Here is Kevin Crossley-Holland giving the 2013
Pearce Memorial Lecture; the 6th in the series. Kevin’s talk ‘Footprints
on the Grass’ was about gardens and children’s books. It left the audience
bowled over and silent at the end. Many will want to re-visit it and this can
be done as a download from the Philippa Pearce Memorial Lecture website.
However, it isn't gardens that I associate Kevin with, but myths and legends. We collaborated, back in 1992, on a book for the Simon & Schuster’s gift series. Norse Myths.
It was a big book with many illustrations and I had to do them at a difficult time of my life. I was moving out of the Mill House in Whittlesford which was, ironically, the next Mill up the river Cam from the one in Shelford where Philippa Pearce had lived in as a child. The move had to be delayed six months as I tried to meet my deadline.
Looking again at the originals - here the pyre for Balder on Ringhorn - I’m reminded of what a tricky commission it was.
The stories were epic tales of monsters, giants, dwarfs and
men, all set in an Icelandic landscape. Kevin’s re-telling of these myths was
vivid, rhythmic and poetic –
‘The elves were there.
The dwarfs were there. And hundreds of frost giants and rock giants stood there
too, a great gang who had followed Hyrrokin out of Jotunheim. That was a vast
concourse, a mingling of mourners and the merely curious on the foreshore,
scuffing the strip of sand that never wholly belongs to earth or to sea.’
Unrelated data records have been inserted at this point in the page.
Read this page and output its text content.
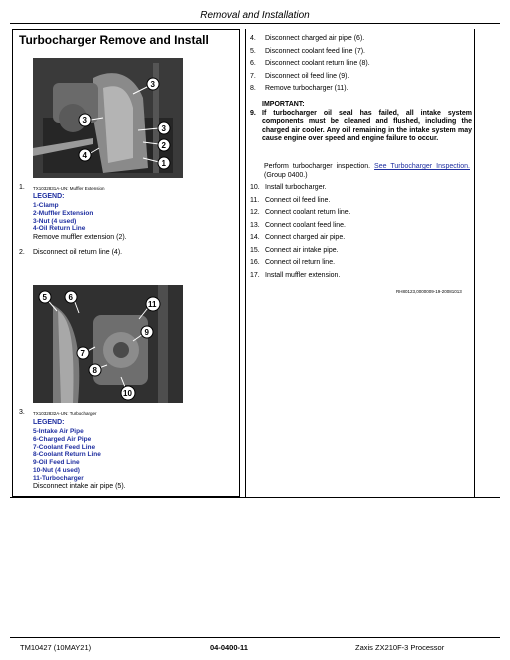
Removal and Installation
Turbocharger Remove and Install
3
3
3
4
2
1
1. TX1032831A-UN: Muffler Extension
LEGEND:
1-Clamp
2-Muffler Extension
3-Nut (4 used)
4-Oil Return Line
Remove muffler extension (2).
2. Disconnect oil return line (4).
5	6
11
9
7
8
10
3. TX1032832A-UN: Turbocharger
LEGEND:
5-Intake Air Pipe
6-Charged Air Pipe
7-Coolant Feed Line
8-Coolant Return Line
9-Oil Feed Line
10-Nut (4 used)
11-Turbocharger
Disconnect intake air pipe (5).
4. Disconnect charged air pipe (6).
5. Disconnect coolant feed line (7).
6. Disconnect coolant return line (8).
7. Disconnect oil feed line (9).
8. Remove turbocharger (11).
IMPORTANT:
9. If turbocharger oil seal has failed, all intake system components must be cleaned and flushed, including the charged air cooler. Any oil remaining in the intake system may cause engine over speed and engine failure to occur.
Perform turbocharger inspection. See Turbocharger Inspection. (Group 0400.)
10. Install turbocharger.
11. Connect oil feed line.
12. Connect coolant return line.
13. Connect coolant feed line.
14. Connect charged air pipe.
15. Connect air intake pipe.
16. Connect oil return line.
17. Install muffler extension.
RH80123,0000009-19-20081013
TM10427 (10MAY21)	04-0400-11	Zaxis ZX210F-3 Processor
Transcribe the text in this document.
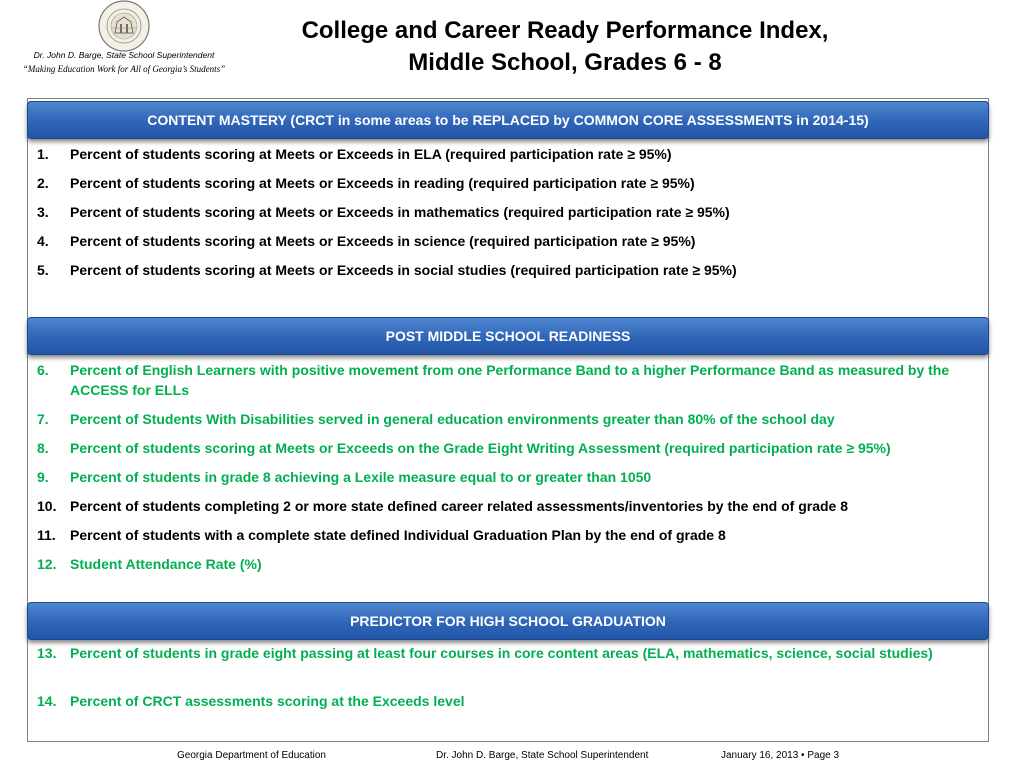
Dr. John D. Barge, State School Superintendent
“Making Education Work for All of Georgia’s Students”
College and Career Ready Performance Index,
Middle School, Grades 6 - 8
CONTENT MASTERY (CRCT in some areas to be REPLACED by COMMON CORE ASSESSMENTS in 2014-15)
1.	Percent of students scoring at Meets or Exceeds in ELA (required participation rate ≥ 95%)
2.	Percent of students scoring at Meets or Exceeds in reading (required participation rate ≥ 95%)
3.	Percent of students scoring at Meets or Exceeds in mathematics (required participation rate ≥ 95%)
4.	Percent of students scoring at Meets or Exceeds in science (required participation rate ≥ 95%)
5.	Percent of students scoring at Meets or Exceeds in social studies (required participation rate ≥ 95%)
POST MIDDLE SCHOOL READINESS
6.	Percent of English Learners with positive movement from one Performance Band to a higher Performance Band as measured by the ACCESS for ELLs
7.	Percent of Students With Disabilities served in general education environments greater than 80% of the school day
8.	Percent of students scoring at Meets or Exceeds on the Grade Eight Writing Assessment (required participation rate ≥ 95%)
9.	Percent of students in grade 8 achieving a Lexile measure equal to or greater than 1050
10. Percent of students completing 2 or more state defined career related assessments/inventories by the end of grade 8
11.	Percent of students with a complete state defined Individual Graduation Plan by the end of grade 8
12. Student Attendance Rate (%)
PREDICTOR FOR HIGH SCHOOL GRADUATION
13. Percent of students in grade eight passing at least four courses in core content areas (ELA, mathematics, science, social studies)
14. Percent of CRCT assessments scoring at the Exceeds level
Georgia Department of Education	Dr. John D. Barge, State School Superintendent	January 16, 2013 • Page 3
I remember being carried away by Kevin’s story telling which
could be very graphic and amusing:
‘Ymir was a frost
giant; he was evil from the first. While he slept, he began to sweat. A man and
a woman grew out of the ooze under his left armpit, and one of his legs
fathered a son on the other leg. Ymir was the forefather of all the frost
giants.’
I chose to illustrate Ymir the frost giant as Odin, Vili and Ve hoisted
his body onto their shoulders and carted it to the middle of
Ginnungagap.
There were many strange creatures to portray: spectres – ‘No sooner was [Balder] asleep than his
ghastly skull-guests crept forward yet again, monstrous forms intent on
snuffling out the light of him. He threshed and kicked. He called out and his
own shout woke him.’
-creatures with extra heads or legs. On the same spread as Balder and his skull-guests is Odin’s horse
with its eight legs:
‘Hel’s hound heard
Odin coming. The hair on Garm’s throat and chest was caked with blood and he
bayed from his cliff cave at the entrance to the underworld. Odin took no
notice. He galloped so hard that the frozen ground thrummed under Sleipnir’s
eight hooves, and he did not let up until he had reached Hel’s forbidding hall.’
These myths held the violence of the Viking imagination; Kevin
captured it in his words and I didn’t tone it down in my pictures:
‘Then Tyr slowly
lifted his right arm and put his hand in Fenrir’s mouth…. Fenrir snarled and
clamped his teeth; Tyr, bravest of the gods, twisted and cried out, unable and
able to bear such pain. The other gods laughed, they knew that Fenrir was bound
at last. They all laughed except Tyr: he lost his hand.’
Philippa, I remember was appalled at this
image – most unsuitable for British children – though Scandinavian children,
with more Viking in their blood, didn’t seem to mind it. I was appalled by something else. An error I spotted at proof stage. I'd painted a left hand and not a right hand in the wolf's mouth. I corrected it but Simon and Schuster did not make the alteration, despite the note below written by my editor indicating they needed to r-originate it.
So this is how it is in the published book. I wonder how many children have overcome their horror and spotted the mistake.
So this is how it is in the published book. I wonder how many children have overcome their horror and spotted the mistake.